Math for fun#15, GEOMETRIC SERIES WANNABE?

if b = e, then e^(ln(n)) will become n, and the sum of all positive integers is -1/12 :D #totallylegit #mathgenius

jameswong

Really loving your "Math for Fun" series! Thank you for the great videos and Happy Holidays!!!

mbabb

In fact surely we can generalise this to any log base: Sum of b^log_x(n) converges when 0 < b < 1/x?

martind

Why can't you do the comparison test to the geometric series? You will find that the solutions are 0<b<1, not just 0<b<1/e

^Note that 1/e is less than 1

qq

The limit b->0 exists and is 0. Furthermore, this thing converges for -1/e<b<0 (but the result depends on choice of branch cut).

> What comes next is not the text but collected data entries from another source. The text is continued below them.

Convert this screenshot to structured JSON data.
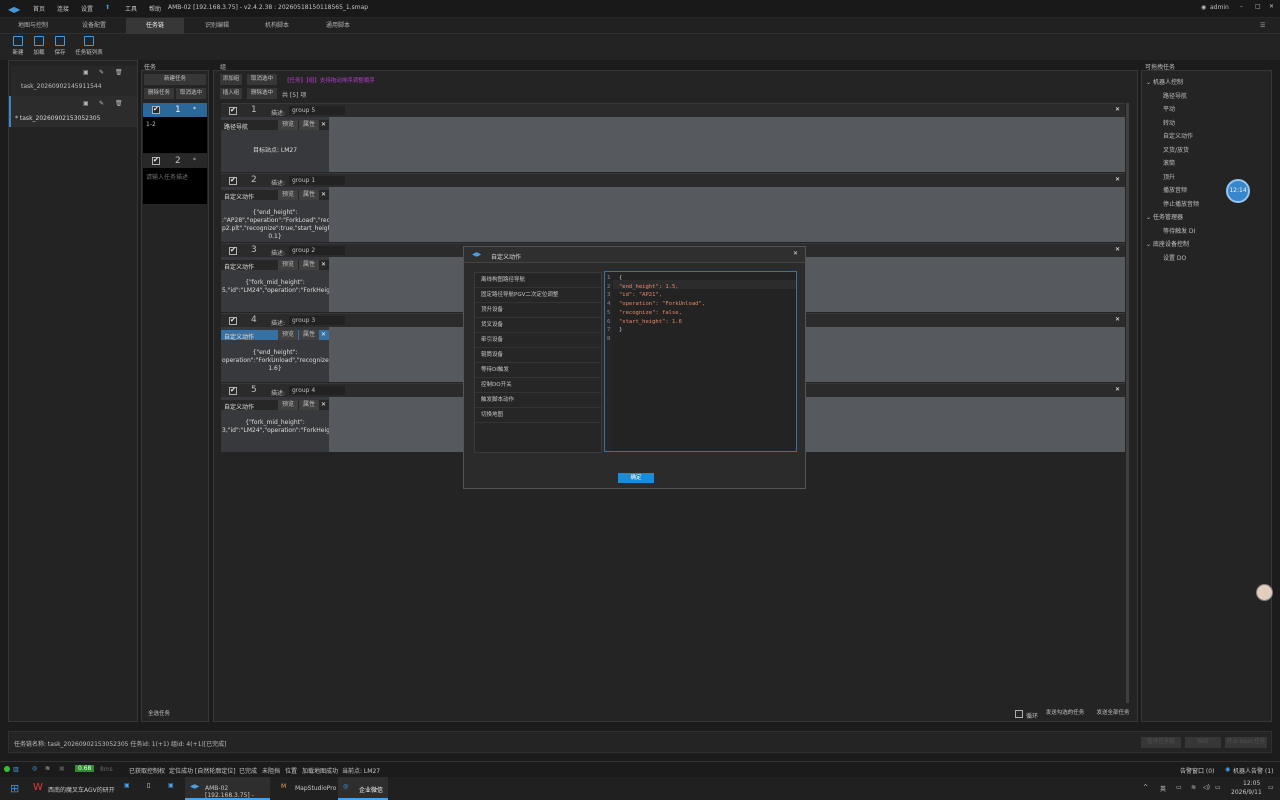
{
  "titlebar": {
    "menus": [
      "首页",
      "连接",
      "设置",
      "工具",
      "帮助"
    ],
    "title": "AMB-02 [192.168.3.75] - v2.4.2.38 : 20260518150118565_1.smap",
    "user": "admin"
  },
  "tabs": [
    "地图与控制",
    "设备配置",
    "任务链",
    "识别编辑",
    "机构脚本",
    "通用脚本"
  ],
  "toolbar": {
    "new": "新建",
    "load": "加载",
    "save": "保存",
    "tasklist": "任务链列表"
  },
  "tasklist": {
    "items": [
      {
        "name": "task_20260902145911544"
      },
      {
        "name": "* task_20260902153052305"
      }
    ]
  },
  "tasks_panel": {
    "label": "任务",
    "new_task": "新建任务",
    "delete_task": "删除任务",
    "cancel_select": "取消选中",
    "select_all": "全选任务",
    "tasks": [
      {
        "num": "1",
        "star": "*",
        "desc": "1-2"
      },
      {
        "num": "2",
        "star": "*",
        "desc": "请输入任务描述"
      }
    ]
  },
  "groups_panel": {
    "label": "组",
    "add_group": "添加组",
    "cancel_select": "取消选中",
    "hint1": "【任务】【组】支持拖动排序调整顺序",
    "insert_group": "插入组",
    "delete_selected": "删除选中",
    "total": "共 [5] 项",
    "desc_label": "描述:",
    "preview": "预览",
    "attr": "属性",
    "loop": "循环",
    "send_selected": "发送勾选的任务",
    "send_all": "发送全部任务",
    "groups": [
      {
        "num": "1",
        "desc": "group 5",
        "card_title": "路径导航",
        "card_text": "目标站点:   LM27"
      },
      {
        "num": "2",
        "desc": "group 1",
        "card_title": "自定义动作",
        "card_text": "{\"end_height\": :\"AP28\",\"operation\":\"ForkLoad\",\"recfi p2.plt\",\"recognize\":true,\"start_height\": 0.1}"
      },
      {
        "num": "3",
        "desc": "group 2",
        "card_title": "自定义动作",
        "card_text": "{\"fork_mid_height\": 5,\"id\":\"LM24\",\"operation\":\"ForkHeigh"
      },
      {
        "num": "4",
        "desc": "group 3",
        "card_title": "自定义动作",
        "card_text": "{\"end_height\": operation\":\"ForkUnload\",\"recognize\":f 1.6}"
      },
      {
        "num": "5",
        "desc": "group 4",
        "card_title": "自定义动作",
        "card_text": "{\"fork_mid_height\": 3,\"id\":\"LM24\",\"operation\":\"ForkHeigh"
      }
    ]
  },
  "dialog": {
    "title": "自定义动作",
    "list": [
      "离线构图路径导航",
      "固定路径导航PGV二次定位调整",
      "顶升设备",
      "货叉设备",
      "牵引设备",
      "辊筒设备",
      "等待DI触发",
      "控制DO开关",
      "触发脚本动作",
      "切换地图"
    ],
    "code_lines": [
      "{",
      "  \"end_height\": 1.5,",
      "  \"id\": \"AP21\",",
      "  \"operation\": \"ForkUnload\",",
      "  \"recognize\": false,",
      "  \"start_height\": 1.6",
      "}",
      ""
    ],
    "confirm": "确定"
  },
  "right_panel": {
    "title": "可拖拽任务",
    "sections": [
      {
        "name": "机器人控制",
        "items": [
          "路径导航",
          "平动",
          "转动",
          "自定义动作",
          "叉货/放货",
          "滚筒",
          "顶升",
          "播放音频",
          "停止播放音频"
        ]
      },
      {
        "name": "任务管理器",
        "items": [
          "等待触发 DI"
        ]
      },
      {
        "name": "底座设备控制",
        "items": [
          "设置 DO"
        ]
      }
    ],
    "time_badge": "12:14"
  },
  "chain_bar": {
    "text": "任务链名称:   task_20260902153052305  任务id: 1(+1) 组id: 4(+1)[已完成]",
    "btn1": "暂停任务链",
    "btn2": "继续",
    "btn3": "终止 Next 任务"
  },
  "statusbar": {
    "items": [
      "已获取控制权",
      "定位成功 [自然轮廓定位]",
      "已完成",
      "未阻挡",
      "位置",
      "加载地图成功",
      "当前点: LM27"
    ],
    "fps": "0.68",
    "ms": "8ms",
    "msg_count": "告警窗口 (0)",
    "robot_alarm": "机器人告警 (1)"
  },
  "taskbar": {
    "apps": [
      "西南的魔叉车AGV的研开",
      "AMB-02 [192.168.3.75] -",
      "MapStudioPro",
      "企业微信"
    ],
    "time": "12:05",
    "date": "2026/9/11",
    "ime": "英"
  }
}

This sum simplifies to Zeta(Ln(1/b)).
The convergence condition is then Re(Ln(1/b)) > 1.
This can then be rearranged to abs(b)<1/e

pierrecurie

that was such an excellent breakdown, you turned something that initially boggled my mind into something i could actually see as making a lot of sense with math manipulation. thank you so much!

JACdUpProductions

1/e is the harmonic series, which is known to diverge

TheLucidDreamer

ln(b) < -1 implies b < e^(-1) because e^x is strictly increasing. Of course, your comment "ln(x) is strictly increasing" implies that the inverse of ln(x), (i.e., e^x) is also strictly increasing. Also, "SIGMA(1/n^p) converges iff p > 1" (i.e., "iff" instead of "if") would improve the logic of the argument. Thanks for your excellent videos.

someperson

b^ln(n) = n^ln(b), so 0 < b < 1/e.

JianJiaHe

interesting solution! I'm wondering, couldn't you just do the ratio test (<1 for convergence)?

richardaversa

This is Magic! I have aa Signal and Systems Exam tomorrow and that just helped me! Thanks again!

leaolp

Hey man, love your videos! I was wondering where you teach mathematics

timluyten

(negative)^irrartional can be defined with complex numbers
x is any number
Let n = -|x|(in any case it would be positive so it is just a positive x here on out), r = irrational
n^r = -1•(x^r)
= (e^(i•pi))•(x^r)

Further,
Let (e^(i•pi))•(x^r) = y
-> e^(i•pi) = y / (x^r)
Ln both sides
-> i•pi = ln(y/(x^r))
-> 1 = i•(ln((e^(i•pi))•(x^r)) - ln(x^r)
-> 1 = i•( i•pi + ln(x^r) - ln(x^r))/pi
-> 1 = i•i•pi/pi
-> 1 = -1
Totally stumbled upon it by accident

VaradMahashabde

You can get the condition pretty fast with Cauchy's condensation test.

LwLiPp

If we're ignoring the complex plane, then b can be 0. The limit of 0^0 exists in the reals; it's 1. It's only in the complex plane that the limit of x^x or sin(x)/x or similar function ratios don't exist. Is there a follow-up on this for the complex plane though? I'd like to see what the radius of convergence in the complex plane is constant or a function of theta.

zelda

It would be interesting to see what happens if b is complex.

noellundstrom

شكرا لك ،ارجو ان تنزل مقاطعا خاصة بالتكامل الثنائي خاصة كيفية تعيين الحدود

mhamedchaim

My guess is |b|<e since normally |r|<1 for Σr^n. Idk though. I've completely forgotten how to do radius of convergence.

patrickhodson

I think you made a mistake at 10:38 . The inequality stays because e^x is an increasing function, not because ln x is an increasing function. The definition of increasing is "If a>b, then f(a)>f(b)$. We started with ln(b)<-1, and since e is increasing exp(ln(b)) < exp(-1).

jacks.

Of b = e than this is just the sum of All natural Numbers which equals -1/12

olivier